I had asked the guesthouse in Chiang Mai if there were many buses to the border, they said they left every hour, so I headed over to the bus station at 10:00am to find out the only one leaves at 13:00. Oh well, I had wander around getting used to the backpack again. Found a mall nearby and sat in that for a couple of hours waiting for the time to pass. Then the bus took a lot longer than I expected and the upshot was that by the time I got to the border it was shut.
The next day I had to pay 200baht for overstaying my Thai visa for a day, fair enough. Unlike the people in front of me, who had been told that their visa was for 2month when it was only for 1. Ooops!
After a couple of minutes on a longtail boat, it was across the Mekong and into Laos. With the paperwork done, I went for a walk. One travel agent with a huge queue seem to be selling all the tickets, but if you walked another couple of minutes you got up to the main road. I decided to try and just get to the boat pier. So after talking to a driver, I agreed a price to go to the speedboat pier. On the way, we stopped to pick up a couple of locals and a new bicycle crammed into the back of the truck. Transport is a truck with the back roof taken off and a couple of benches placed inside. After a detour we dropped off the locals and then on the wait to the pier. Didn't look like I had saved any money by going direct to the pier, same travel agent ticket sellers there. After a lot of hanging about, I was told I could go now. I went down to the riverside and then there was some more hanging about. Basically you quickly learn that transports doesn't leave to schedule but when full. So we needed eight people to be crammed onto the speedboat. And I do mean crammed, I had my knees stuck under my chin for 3 hours, while an engine roared in my ears, the wind blasted my eyes and then later the rain smacked off my head. I was glad to get off, everybody else was continuing for 3hours down to Luang Prabang. I got off at Pak Beng, roughly half way.
I seemed to be the only foreigner here. I quickly found a cheap guesthouse nearby, and had a nosy about. A quiet little village, a few guesthouses and restaurants with English-written menus, and then it seemed like residential area with small huts. I walked past a pool hall, where some teenagers invited me for a game. They only played with four balls set in a diamond, potted by number. The table was in the worst condition I have ever seen! Still, they seemed to enjoy playing it. Later went for some food, a nice creamy chicken dish, quite mild, no chillies.
The next morning I went down to the pier to see what time the slow boat to Luang Prabang leaves, turns out a lot earlier than me getting out of bed. So another day in Pak Beng. Turned out to be good though. I tried to hire a bike from across the road, but as I wasn't staying in their hotel they wouldn't let me hire the bike. Hmm, interesting usually they just take your money!
As there wasn't much else to do I decided to go for a long walk.

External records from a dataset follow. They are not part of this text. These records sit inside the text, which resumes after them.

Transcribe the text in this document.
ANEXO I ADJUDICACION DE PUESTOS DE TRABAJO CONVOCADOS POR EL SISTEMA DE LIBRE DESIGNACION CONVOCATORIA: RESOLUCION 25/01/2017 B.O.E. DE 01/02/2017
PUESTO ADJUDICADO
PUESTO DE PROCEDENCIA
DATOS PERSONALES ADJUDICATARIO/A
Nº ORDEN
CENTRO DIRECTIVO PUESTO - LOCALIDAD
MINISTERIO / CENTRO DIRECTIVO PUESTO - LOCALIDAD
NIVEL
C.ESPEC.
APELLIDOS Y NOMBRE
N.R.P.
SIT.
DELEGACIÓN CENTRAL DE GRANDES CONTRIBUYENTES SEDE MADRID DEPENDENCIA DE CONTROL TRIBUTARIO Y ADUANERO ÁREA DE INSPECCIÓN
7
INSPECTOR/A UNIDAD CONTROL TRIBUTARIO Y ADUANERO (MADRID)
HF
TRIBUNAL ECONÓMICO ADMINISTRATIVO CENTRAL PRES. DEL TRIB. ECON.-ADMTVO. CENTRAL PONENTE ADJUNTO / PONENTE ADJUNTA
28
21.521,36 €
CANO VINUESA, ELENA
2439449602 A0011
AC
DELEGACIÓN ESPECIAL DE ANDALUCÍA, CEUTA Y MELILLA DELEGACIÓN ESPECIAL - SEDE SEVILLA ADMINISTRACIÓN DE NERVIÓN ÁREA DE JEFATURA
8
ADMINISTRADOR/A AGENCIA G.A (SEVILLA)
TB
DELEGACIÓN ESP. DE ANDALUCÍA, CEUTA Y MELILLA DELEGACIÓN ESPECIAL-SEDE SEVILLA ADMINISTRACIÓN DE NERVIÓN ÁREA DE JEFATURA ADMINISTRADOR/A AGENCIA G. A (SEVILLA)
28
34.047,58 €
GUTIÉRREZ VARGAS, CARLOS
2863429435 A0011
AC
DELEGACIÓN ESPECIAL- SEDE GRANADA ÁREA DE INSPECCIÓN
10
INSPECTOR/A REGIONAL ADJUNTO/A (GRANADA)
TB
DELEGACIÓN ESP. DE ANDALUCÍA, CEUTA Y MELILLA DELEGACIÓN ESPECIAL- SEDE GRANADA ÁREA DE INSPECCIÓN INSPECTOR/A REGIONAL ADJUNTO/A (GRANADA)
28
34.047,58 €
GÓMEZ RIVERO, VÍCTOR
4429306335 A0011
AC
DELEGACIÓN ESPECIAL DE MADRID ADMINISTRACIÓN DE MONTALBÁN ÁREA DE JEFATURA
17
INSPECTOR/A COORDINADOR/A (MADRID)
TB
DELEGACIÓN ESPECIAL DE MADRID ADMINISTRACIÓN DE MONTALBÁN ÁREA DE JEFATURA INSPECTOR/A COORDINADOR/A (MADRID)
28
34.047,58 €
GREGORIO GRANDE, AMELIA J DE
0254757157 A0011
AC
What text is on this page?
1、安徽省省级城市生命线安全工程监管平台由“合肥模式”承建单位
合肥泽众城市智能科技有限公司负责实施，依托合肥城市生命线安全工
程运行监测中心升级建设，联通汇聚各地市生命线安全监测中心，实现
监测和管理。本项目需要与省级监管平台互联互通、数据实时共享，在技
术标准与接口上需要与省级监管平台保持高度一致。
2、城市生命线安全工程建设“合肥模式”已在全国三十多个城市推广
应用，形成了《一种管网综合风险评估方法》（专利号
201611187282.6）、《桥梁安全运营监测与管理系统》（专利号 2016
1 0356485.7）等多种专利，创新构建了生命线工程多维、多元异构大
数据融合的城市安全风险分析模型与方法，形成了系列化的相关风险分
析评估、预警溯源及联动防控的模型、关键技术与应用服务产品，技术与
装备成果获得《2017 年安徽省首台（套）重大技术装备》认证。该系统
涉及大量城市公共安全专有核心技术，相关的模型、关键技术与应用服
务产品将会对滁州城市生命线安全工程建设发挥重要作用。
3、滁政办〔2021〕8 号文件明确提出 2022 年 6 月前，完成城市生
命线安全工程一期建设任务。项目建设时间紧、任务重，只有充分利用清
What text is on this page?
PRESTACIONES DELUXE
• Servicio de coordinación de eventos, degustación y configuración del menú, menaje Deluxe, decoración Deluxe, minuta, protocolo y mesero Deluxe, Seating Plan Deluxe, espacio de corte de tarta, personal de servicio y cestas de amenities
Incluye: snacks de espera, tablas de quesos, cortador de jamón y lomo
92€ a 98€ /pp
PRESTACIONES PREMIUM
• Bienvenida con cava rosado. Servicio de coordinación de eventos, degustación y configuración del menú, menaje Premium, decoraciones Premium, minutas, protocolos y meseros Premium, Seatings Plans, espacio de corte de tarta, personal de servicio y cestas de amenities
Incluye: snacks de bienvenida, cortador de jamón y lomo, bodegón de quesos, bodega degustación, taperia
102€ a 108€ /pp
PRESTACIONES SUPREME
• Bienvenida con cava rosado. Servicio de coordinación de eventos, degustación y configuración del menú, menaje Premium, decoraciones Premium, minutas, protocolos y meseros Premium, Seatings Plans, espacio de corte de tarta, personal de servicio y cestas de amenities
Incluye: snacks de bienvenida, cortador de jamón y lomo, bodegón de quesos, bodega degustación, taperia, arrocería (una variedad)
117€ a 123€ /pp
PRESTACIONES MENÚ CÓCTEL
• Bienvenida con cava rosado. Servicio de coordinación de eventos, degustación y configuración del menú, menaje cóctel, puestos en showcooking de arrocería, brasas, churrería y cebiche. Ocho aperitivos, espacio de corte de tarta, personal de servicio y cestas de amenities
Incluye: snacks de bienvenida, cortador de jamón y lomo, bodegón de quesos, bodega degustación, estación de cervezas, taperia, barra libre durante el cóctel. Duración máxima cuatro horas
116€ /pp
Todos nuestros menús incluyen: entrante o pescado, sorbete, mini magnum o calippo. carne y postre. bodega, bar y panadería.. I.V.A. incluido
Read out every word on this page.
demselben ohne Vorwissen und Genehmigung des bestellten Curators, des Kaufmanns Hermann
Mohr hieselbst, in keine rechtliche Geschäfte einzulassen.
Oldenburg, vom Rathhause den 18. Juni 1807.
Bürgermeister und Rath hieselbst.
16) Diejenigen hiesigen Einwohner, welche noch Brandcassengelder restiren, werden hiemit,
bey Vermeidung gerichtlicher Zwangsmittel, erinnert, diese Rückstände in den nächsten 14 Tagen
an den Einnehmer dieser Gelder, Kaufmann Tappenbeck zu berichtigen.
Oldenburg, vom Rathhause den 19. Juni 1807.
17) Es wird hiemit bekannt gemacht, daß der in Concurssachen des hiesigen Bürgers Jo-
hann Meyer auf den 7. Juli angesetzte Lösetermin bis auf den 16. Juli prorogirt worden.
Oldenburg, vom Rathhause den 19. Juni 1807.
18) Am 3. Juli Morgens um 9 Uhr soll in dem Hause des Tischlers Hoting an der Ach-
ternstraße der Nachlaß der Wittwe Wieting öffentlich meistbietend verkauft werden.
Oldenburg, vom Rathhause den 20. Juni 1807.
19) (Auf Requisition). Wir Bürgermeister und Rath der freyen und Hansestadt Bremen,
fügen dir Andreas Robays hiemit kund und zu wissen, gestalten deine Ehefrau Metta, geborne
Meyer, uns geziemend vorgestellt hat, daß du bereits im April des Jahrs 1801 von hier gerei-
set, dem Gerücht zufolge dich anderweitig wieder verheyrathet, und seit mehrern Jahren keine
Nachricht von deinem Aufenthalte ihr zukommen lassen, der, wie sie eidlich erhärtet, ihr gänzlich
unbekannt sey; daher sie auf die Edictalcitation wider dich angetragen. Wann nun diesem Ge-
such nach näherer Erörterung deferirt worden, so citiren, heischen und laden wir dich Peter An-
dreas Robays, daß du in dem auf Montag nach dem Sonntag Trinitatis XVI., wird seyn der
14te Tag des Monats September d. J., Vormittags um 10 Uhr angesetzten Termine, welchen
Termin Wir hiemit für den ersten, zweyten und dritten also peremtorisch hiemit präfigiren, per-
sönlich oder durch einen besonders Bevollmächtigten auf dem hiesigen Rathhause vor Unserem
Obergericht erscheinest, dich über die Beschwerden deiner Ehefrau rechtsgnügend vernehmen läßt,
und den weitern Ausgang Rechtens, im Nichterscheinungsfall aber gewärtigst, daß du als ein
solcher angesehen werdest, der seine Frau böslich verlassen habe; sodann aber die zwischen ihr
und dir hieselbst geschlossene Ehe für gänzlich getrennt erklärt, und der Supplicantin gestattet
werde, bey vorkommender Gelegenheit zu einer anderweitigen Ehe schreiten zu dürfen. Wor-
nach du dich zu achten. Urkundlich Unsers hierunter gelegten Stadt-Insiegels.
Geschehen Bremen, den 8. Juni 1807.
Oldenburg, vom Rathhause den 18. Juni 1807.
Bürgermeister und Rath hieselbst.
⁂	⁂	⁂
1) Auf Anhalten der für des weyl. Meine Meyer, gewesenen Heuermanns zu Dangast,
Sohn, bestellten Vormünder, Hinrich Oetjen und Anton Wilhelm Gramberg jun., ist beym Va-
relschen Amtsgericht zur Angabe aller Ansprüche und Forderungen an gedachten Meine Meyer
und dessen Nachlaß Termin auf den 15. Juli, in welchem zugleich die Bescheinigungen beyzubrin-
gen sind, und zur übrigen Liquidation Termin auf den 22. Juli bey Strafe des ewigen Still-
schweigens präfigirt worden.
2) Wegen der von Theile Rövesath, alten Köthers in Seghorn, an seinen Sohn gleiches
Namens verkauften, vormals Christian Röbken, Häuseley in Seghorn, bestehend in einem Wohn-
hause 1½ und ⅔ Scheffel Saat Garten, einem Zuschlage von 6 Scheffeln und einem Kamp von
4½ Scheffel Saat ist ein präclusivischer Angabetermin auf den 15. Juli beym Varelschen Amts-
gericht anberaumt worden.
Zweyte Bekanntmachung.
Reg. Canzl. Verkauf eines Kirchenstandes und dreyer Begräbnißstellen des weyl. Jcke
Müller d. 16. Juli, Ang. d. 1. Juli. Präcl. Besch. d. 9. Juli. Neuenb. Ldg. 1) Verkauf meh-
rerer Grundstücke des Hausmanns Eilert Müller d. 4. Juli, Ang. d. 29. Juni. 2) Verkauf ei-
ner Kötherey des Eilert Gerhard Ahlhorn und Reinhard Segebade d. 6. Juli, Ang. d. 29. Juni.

The road goes from the pier inland, yes there is only one road with no branches, so not much thought needed as to where I would walk! I continually passed small villages separated by a short distance, the further I went the more people stared at me! I continued on for a few hours, I had seen buses occasionally whizz past so I hoped I could take one back rather than retrace my walk. A few boys on their bikes had been talking to me as I walked down. I asked one if I could get the bus back here, he said I could wait here. So I stopped walking and waited. It seemed like half the village had come out to stare at me. I had a group of around twenty people a few safe metres away just standing looking at the strange foreign guy. The kid then suggested I buy some food from him. As I was a bit peckish, and I had noticed the complete lack of shops outside town I agreed. He ended up inviting me into his house, where I sat down on a tiny stool and they brought out the sticky rice (in a bamboo container) a plate of chilies and a plate of something else. It was dark inside, not helped by the fact that the twenty onlookers had crowd round the door to watch me eat! I dipped the rice into the chilies and found out they were very hot!! Then I turned my attention to the other dish, as they encouraged me to eat. Oooh, some French cuisine, escargot. Oh well, I didn't feel I could refuse, so I picked one up and pulled it out the shell and chewed. Actually not too bad infused with herbs, something similar to mint. But the idea doesn't agree with my stomach so I just had the one, then stuck to plain rice!
After I paid the old woman who had served the dishes 5000kip (25p??). She seemed happy enough, repeatedly thanking me, then back outside into the bright light. The kids then said I could take one of their bikes back to town. So I jumped on the bike and we set off, actually it was quite far. One of the kids made the mistake of trying to show off by going no-handys he wobbled left, right, bam straight into the ground. Unfortunately I was right behind and the bike had no brakes, and I crunched right into his bike, but luckily not him. Still, he had a few cuts, which he covered up quickly chewing some nearby plants and placing it on the grazes to act as a plaster and stop the bleeding.
Another kid tried to outrace me, hah, I'll show him, so we both pedalled furiously going neck in neck (he was a lot lighter than me, it was easy for him!!) much to the amazed looks of passerbys, seeing the crazy foreign guy whizz past on a local bike.
The next day I headed down early to make sure I got the boat, and a mere 8 hours later I arrived in Luang Prabang.